Even the legendary former GE CEO Jack Welch has described that he was thankful he had chosen to attend the University of Massachusetts instead of MIT because at UMASS, he was the top talent in his class and he learned to lead from the front of the pack. He felt that had he gone to MIT, he would have been in the middle of the pack in terms of talent and that may have changed how he developed significantly. In business, we need to understand and embrace the relativity of talent. When we recruit or promote individuals, we are looking for great talent and potential relative to our situation and available talent pool. So, we need to have a great understanding of our organization’s talent situation and how that impacts the kind of talent that we should be trying to recruit.

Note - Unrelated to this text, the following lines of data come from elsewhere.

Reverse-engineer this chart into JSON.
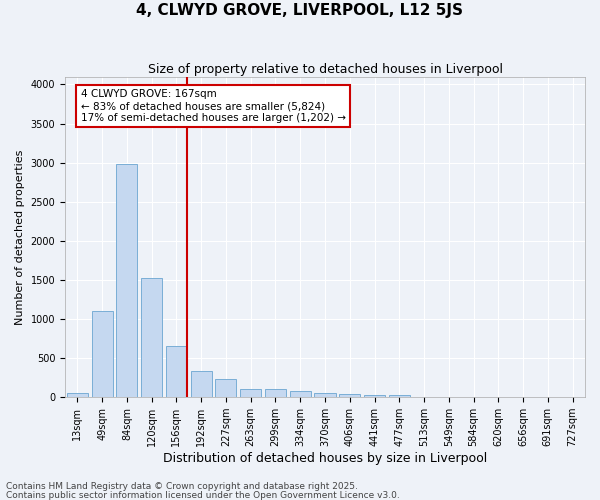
{
  "title": "4, CLWYD GROVE, LIVERPOOL, L12 5JS",
  "subtitle": "Size of property relative to detached houses in Liverpool",
  "xlabel": "Distribution of detached houses by size in Liverpool",
  "ylabel": "Number of detached properties",
  "bins": [
    "13sqm",
    "49sqm",
    "84sqm",
    "120sqm",
    "156sqm",
    "192sqm",
    "227sqm",
    "263sqm",
    "299sqm",
    "334sqm",
    "370sqm",
    "406sqm",
    "441sqm",
    "477sqm",
    "513sqm",
    "549sqm",
    "584sqm",
    "620sqm",
    "656sqm",
    "691sqm",
    "727sqm"
  ],
  "values": [
    50,
    1100,
    2980,
    1520,
    650,
    340,
    235,
    105,
    105,
    75,
    50,
    35,
    30,
    25,
    5,
    5,
    3,
    2,
    2,
    1,
    1
  ],
  "bar_color": "#c5d8f0",
  "bar_edgecolor": "#7aaed6",
  "redline_color": "#cc0000",
  "annotation_text": "4 CLWYD GROVE: 167sqm\n← 83% of detached houses are smaller (5,824)\n17% of semi-detached houses are larger (1,202) →",
  "annotation_box_edgecolor": "#cc0000",
  "annotation_box_facecolor": "#ffffff",
  "ylim": [
    0,
    4100
  ],
  "yticks": [
    0,
    500,
    1000,
    1500,
    2000,
    2500,
    3000,
    3500,
    4000
  ],
  "footer1": "Contains HM Land Registry data © Crown copyright and database right 2025.",
  "footer2": "Contains public sector information licensed under the Open Government Licence v3.0.",
  "bg_color": "#eef2f8",
  "plot_bg_color": "#eef2f8",
  "grid_color": "#ffffff",
  "title_fontsize": 11,
  "subtitle_fontsize": 9,
  "xlabel_fontsize": 9,
  "ylabel_fontsize": 8,
  "tick_fontsize": 7,
  "annot_fontsize": 7.5,
  "footer_fontsize": 6.5
}
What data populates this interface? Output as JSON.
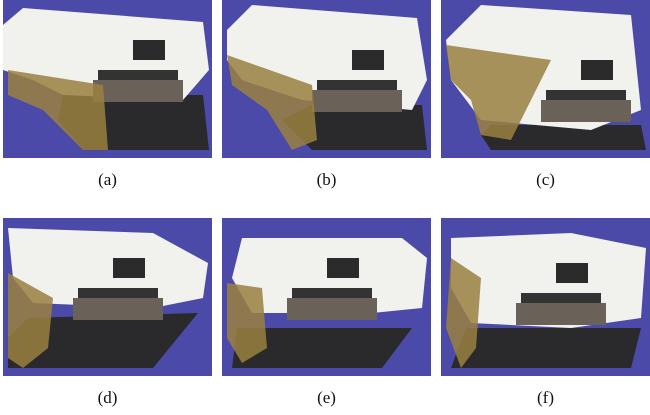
{
  "figure": {
    "panels": [
      {
        "caption": "(a)"
      },
      {
        "caption": "(b)"
      },
      {
        "caption": "(c)"
      },
      {
        "caption": "(d)"
      },
      {
        "caption": "(e)"
      },
      {
        "caption": "(f)"
      }
    ]
  }
}
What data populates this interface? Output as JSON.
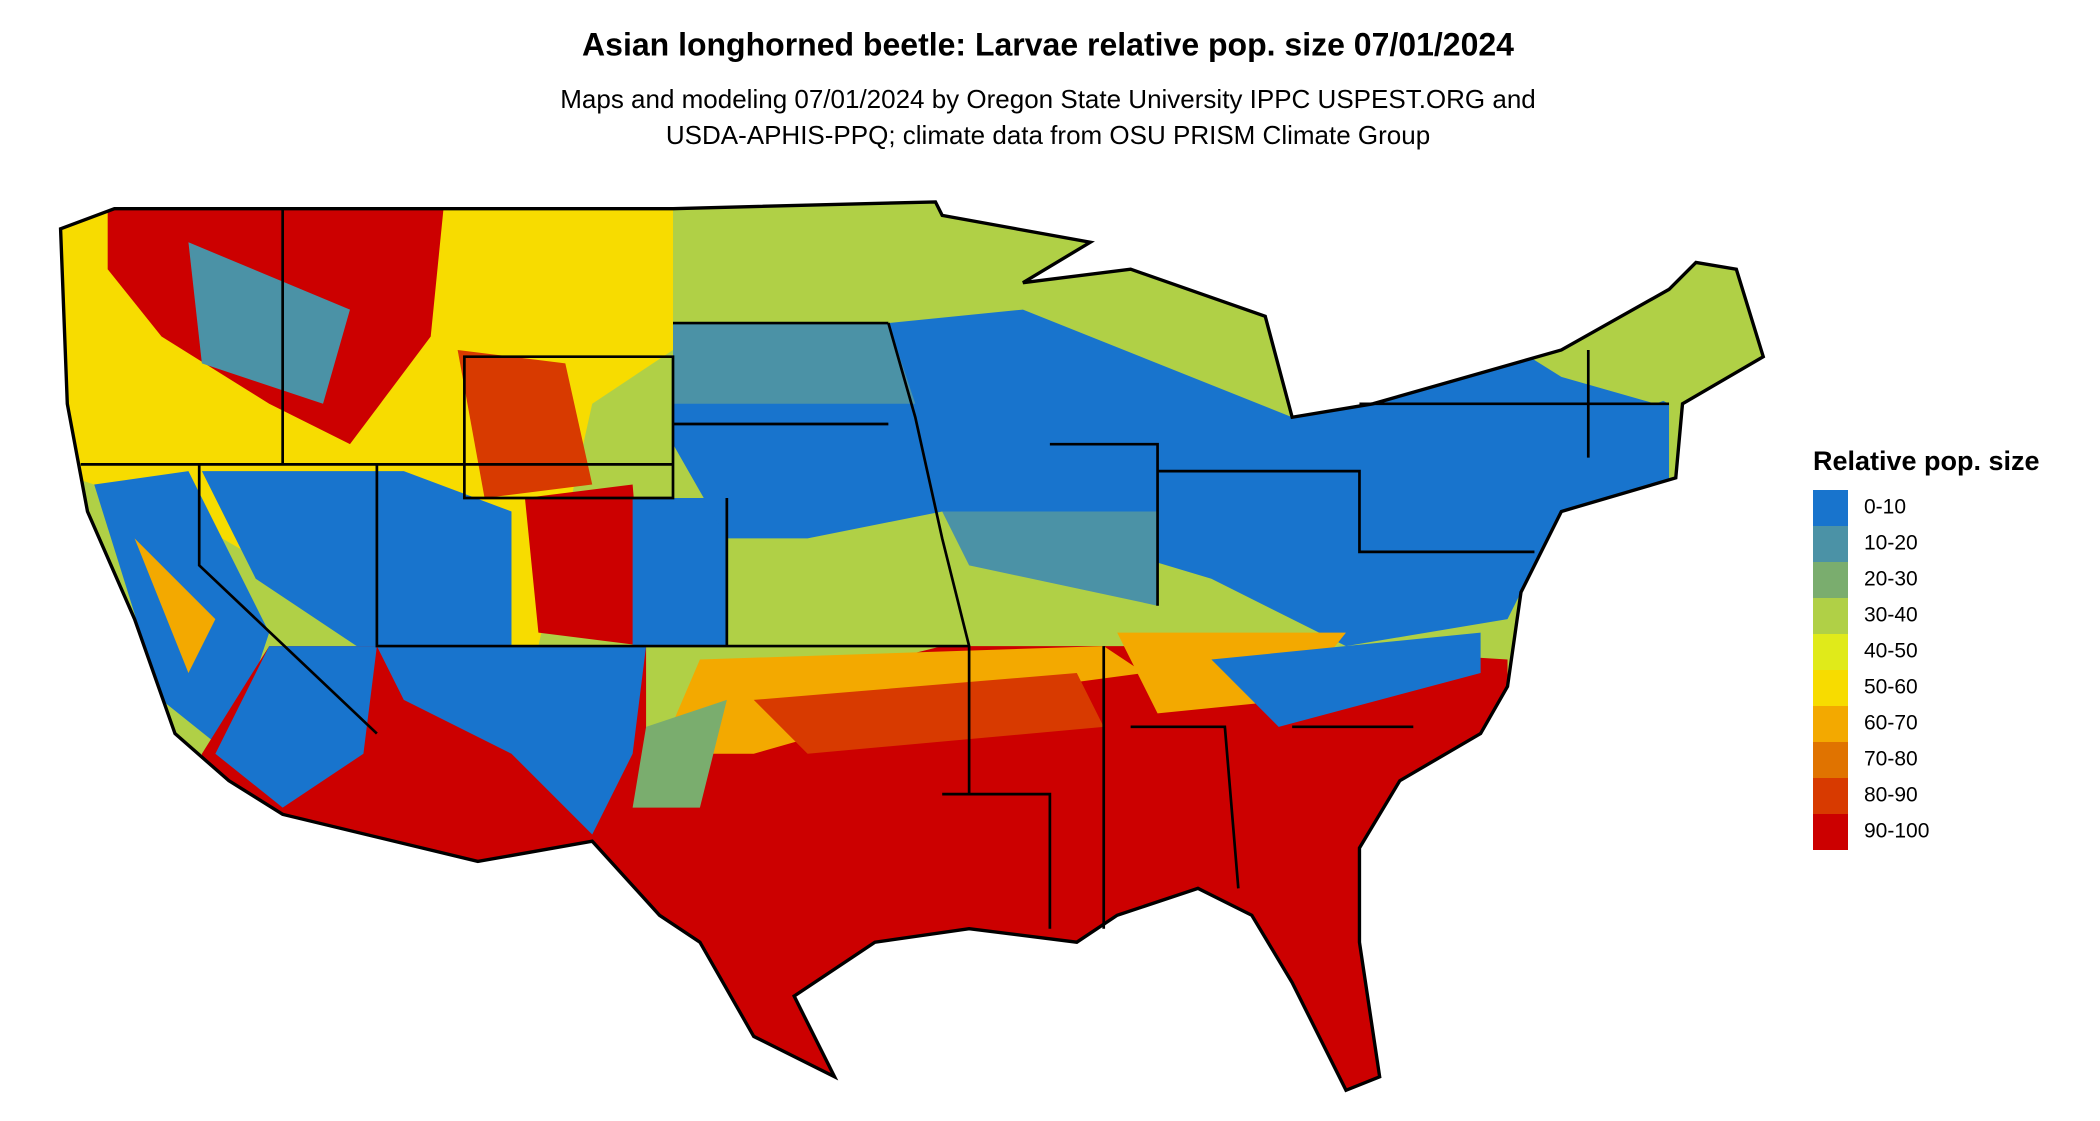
{
  "title": "Asian longhorned beetle: Larvae relative pop. size 07/01/2024",
  "subtitle": [
    "Maps and modeling 07/01/2024 by Oregon State University IPPC USPEST.ORG and",
    "USDA-APHIS-PPQ; climate data from OSU PRISM Climate Group"
  ],
  "legend": {
    "title": "Relative pop. size",
    "items": [
      {
        "label": "0-10",
        "color": "#1874cd"
      },
      {
        "label": "10-20",
        "color": "#4b92a6"
      },
      {
        "label": "20-30",
        "color": "#7aad6e"
      },
      {
        "label": "30-40",
        "color": "#b0d046"
      },
      {
        "label": "40-50",
        "color": "#e0ea1a"
      },
      {
        "label": "50-60",
        "color": "#f7dc00"
      },
      {
        "label": "60-70",
        "color": "#f3a900"
      },
      {
        "label": "70-80",
        "color": "#e07300"
      },
      {
        "label": "80-90",
        "color": "#d83a00"
      },
      {
        "label": "90-100",
        "color": "#cc0000"
      }
    ]
  }
}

Talent is also contextual. Talent in one environment may not constitute talent in another. It’s easy to fall into the trap of thinking that because someone showed great ability in one situation that they will be as able in every situation. For example, an individual who has years of successful experience marketing within an established firm with a strong brand may not have any success marketing a start-up firm. Long ago, I was pretty good at selling copy machines to small businesses. But, those selling skills don’t mean that I’m going to be good at selling service solutions to large companies (although I am really hoping it does). The context and situation have huge implications on what constitutes talent. As leaders and talent professionals, we have to be diligent about defining what talent means in our organization, in very specific terms. Otherwise, it’s easy to end up chasing talent that isn’t likely to succeed in our context.